In a new study, researchers found protein shakes may not be the most effective way to relieve aching muscles after gym exercise.
The research was conducted by sports scientists at the University of Lincoln, UK.
Protein shakes have long been touted as a gym bag essential, consumed by gym-goers in an effort to boost muscle recovery and minimize post-workout muscle soreness.
But in the study, the team found that neither whey-protein based shakes nor milk-based formulas enhanced the rate of muscle recovery following resistance training when compared to a carbohydrate only drink.
The study is the first to compare the effectiveness of the two different protein formulas.
The team examined 30 male participants, all of whom had at least a year’s resistance training experience.
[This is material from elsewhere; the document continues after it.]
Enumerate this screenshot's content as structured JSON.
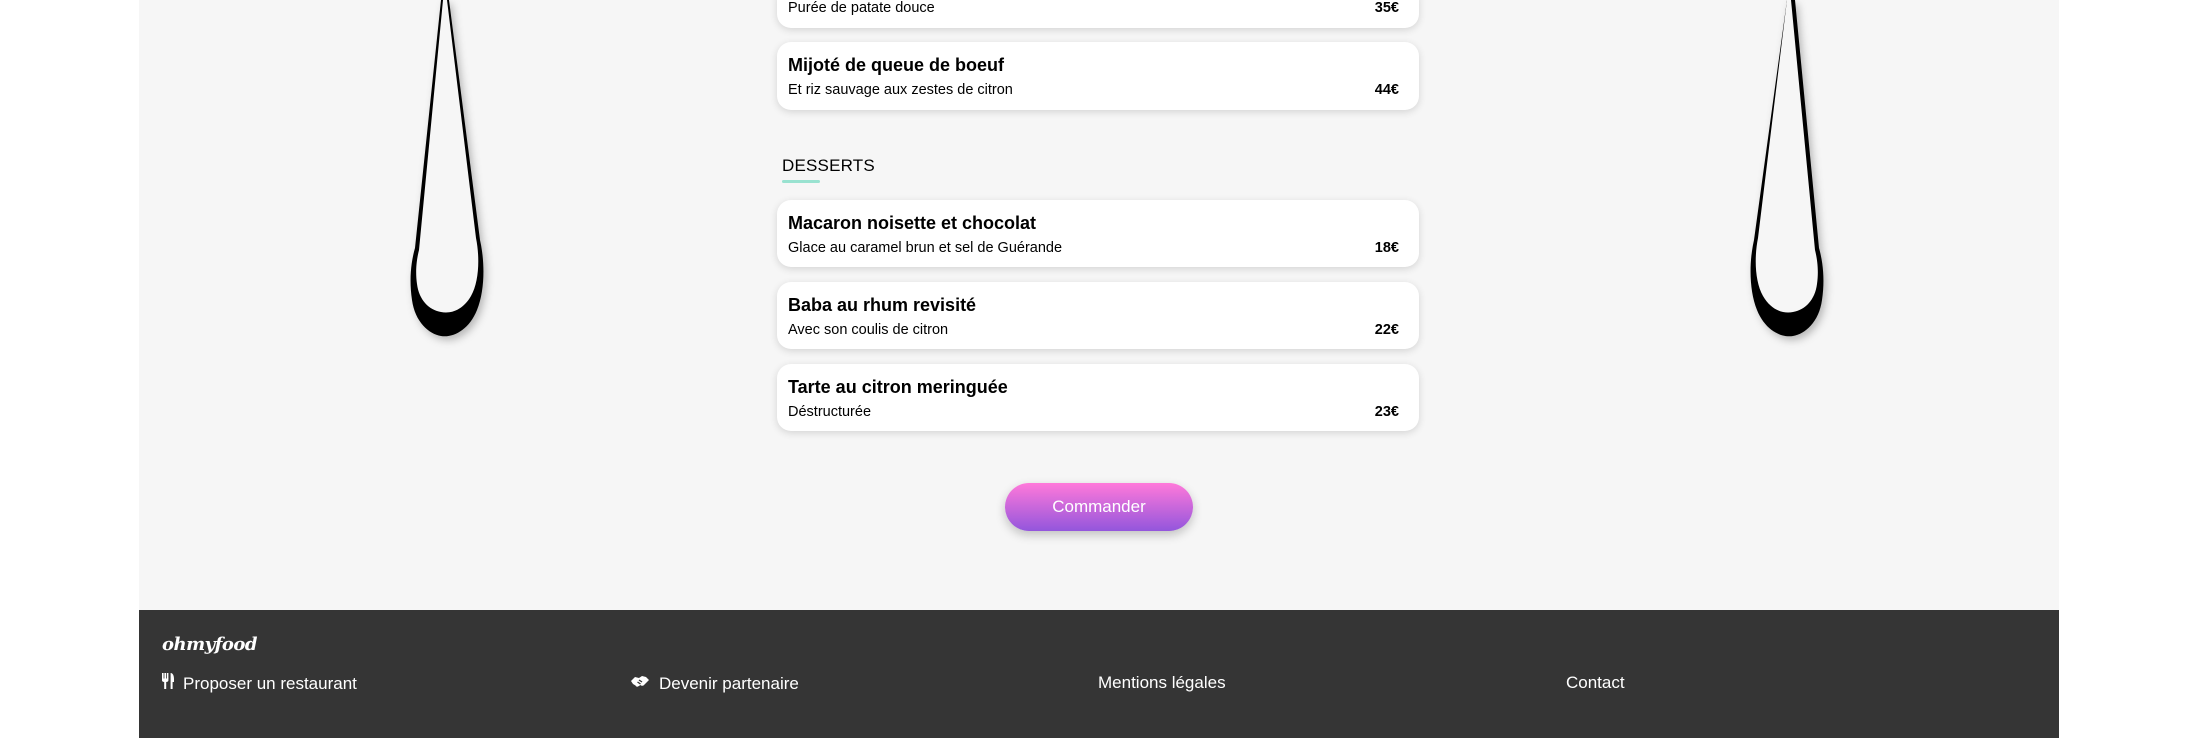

The researchers divided participants into three groups with each group consuming either a whey hydrolysate based drink, a milk-based drink or a flavored dextrose (carbohydrate) drink following a prescribed intensive resistance training session.
Re-testing took place after a 24 and 48-hour period following the resistance training session.
The team asked participants to rate their levels of muscle soreness on a visual scale from ‘no muscle soreness’ (0) through to ‘muscle soreness as bad as it could be’ (200).
Participants also completed a series of strength and power assessments to test their muscle function.
The team found a big rise in the levels of muscle soreness across the three groups 24 hours and 48 hours after the initial resistance training session, with ratings for all groups rising to over 90, significantly higher than the group’s baseline ratings, which ranged from 19-26.
They also found reductions in muscle power and function.
The findings suggest there was no difference in recovery response between the different formulas and no additional benefit of protein consumption on muscle recovery.
The team says while proteins and carbohydrates are essential for the effective repair of muscle fibers following intensive strength training, varying the form of protein immediately following training does not strongly influence the recovery response or reduce muscle pain.
The lead author of the study is Dr. Thomas Gee.
The study is published in the Journal of Human Kinetics.